What if C++ had built-in audio semantics? What if you could develop C++ plugins, live in the DAW?

14:00 - 17:00 Monday 11th November 2024 BST Empire
Beginner
Intermediate
Advanced

A practical introduction to Klang, a C++ dialect (language extension) for audio, and rapIDE (rapid audio prototyping IDE), a complete C++ development environment in a DAW plugin, supporting live code editing, recompiling, and debugging. Developed to improve the liveness and usability of professional DSP practices, both tools facilitate the expressive design of new interfaces, sounds, and audio processes, while lowering the threshold to C++ for newcomers and learners, without compromising its expressive ceiling or performance.

ABOUT THE WORKSHOP

The workshop will feature discussions, live demonstrations, structured practical exercises, and assisted open exploration of the Klang language and rapIDE development platform, both available free for non-commercial use.

ABOUT THE TECHNOLOGIES

Screen shot of Klang Studio (rapIDE).The Klang language (http://github.com/nashaudio/klang) is a single header include, compatible with any C++17 enabled platform, transforming C++ into an audio programming language with rich support for audio types, processes, and DSP primitives - notably also adding support for concise, explicit expressions of signal flow, allowing C++ code to more closely mirror block diagrams:

  signal mod = lfo(3) * 0.5 + 0.5;
  in >> lpf(mod) >> out;

The rapIDE IDE (aka Klang Studio; http://nash.audio/klang/studio) is a suite of cross-platform (Windows/Mac) audio plugins (in VST and AU format) that contain a complete integrated development environment (IDE) based on the LLVM/clang toolchain, supporting live, in-plugin coding, compiling, hot-swapping, analysis, graphing, and debugging without stopping the host (or even playback). Designed for rapid prototyping of C++ audio processes (e.g. synthesisers, effects), rapIDE is designed to integrate with existing workflows, such as desktop, embedded, and web audio development, but also provide a more immediate and immersive way to explore sound with C++.

FURTHER INFORMATION

Both technologies are pre-release and under active development, maintained by nash.audio, a non-profit organisation supporting projects in music and technology. Delegates require a Windows or Mac laptop, and are recommended to download and install rapIDE (aka Klang Studio) from nash.audio/klang in advance of the session.

Chris Nash

Director / Founder

nash.audio

Chris Nash is a software developer, composer, educator and researcher in things that go beep in the night. Following a PhD on music software design at Cambridge, he has worked on technology and music projects across academia and industry, including for the BBC, Steinberg/Yamaha, and multiple start-ups, and independently develops and maintains several software projects, specialising in computer music and making music programming more accessible, including Manhattan (a hybrid DAW/programming language), Klang (a C++ dialect for audio), rapIDE (a plug-in based C++ IDE) and reViSiT (an award-winning plug-in based sound tracker).
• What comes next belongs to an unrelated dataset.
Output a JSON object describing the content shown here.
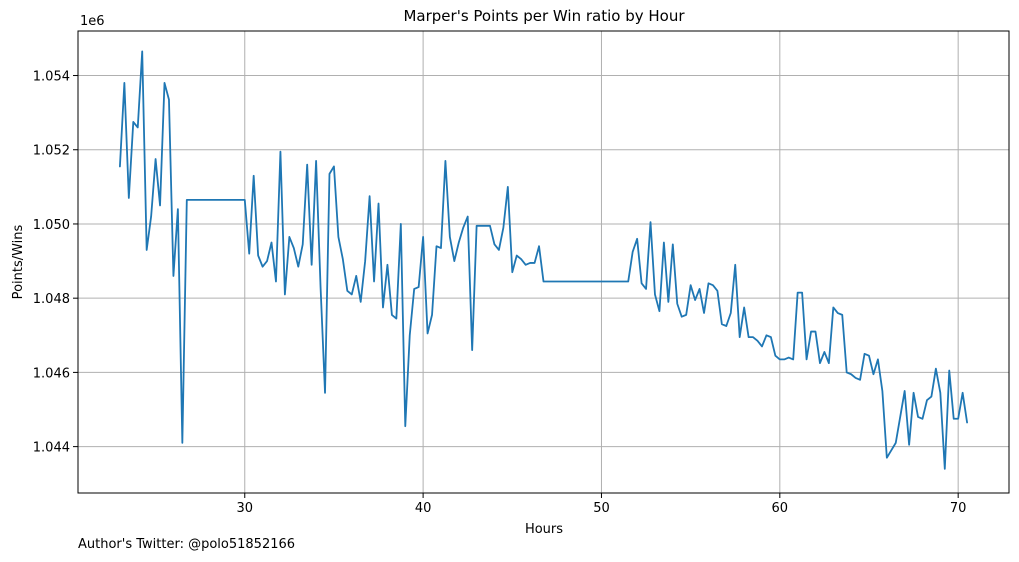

He is currently Senior Lecturer in Software Development for Audio, Sound, and Music at UWE Bristol, and recently founded nash.audio, a non-profit organisation supporting creativity and learning in music technology. Working with London-based Point Blank Music School, Dr Nash is the architect of the forthcoming MuSE (Music Systems Engineering) course, developed in collaboration with industry to be the world's first professional audio developer degree programme.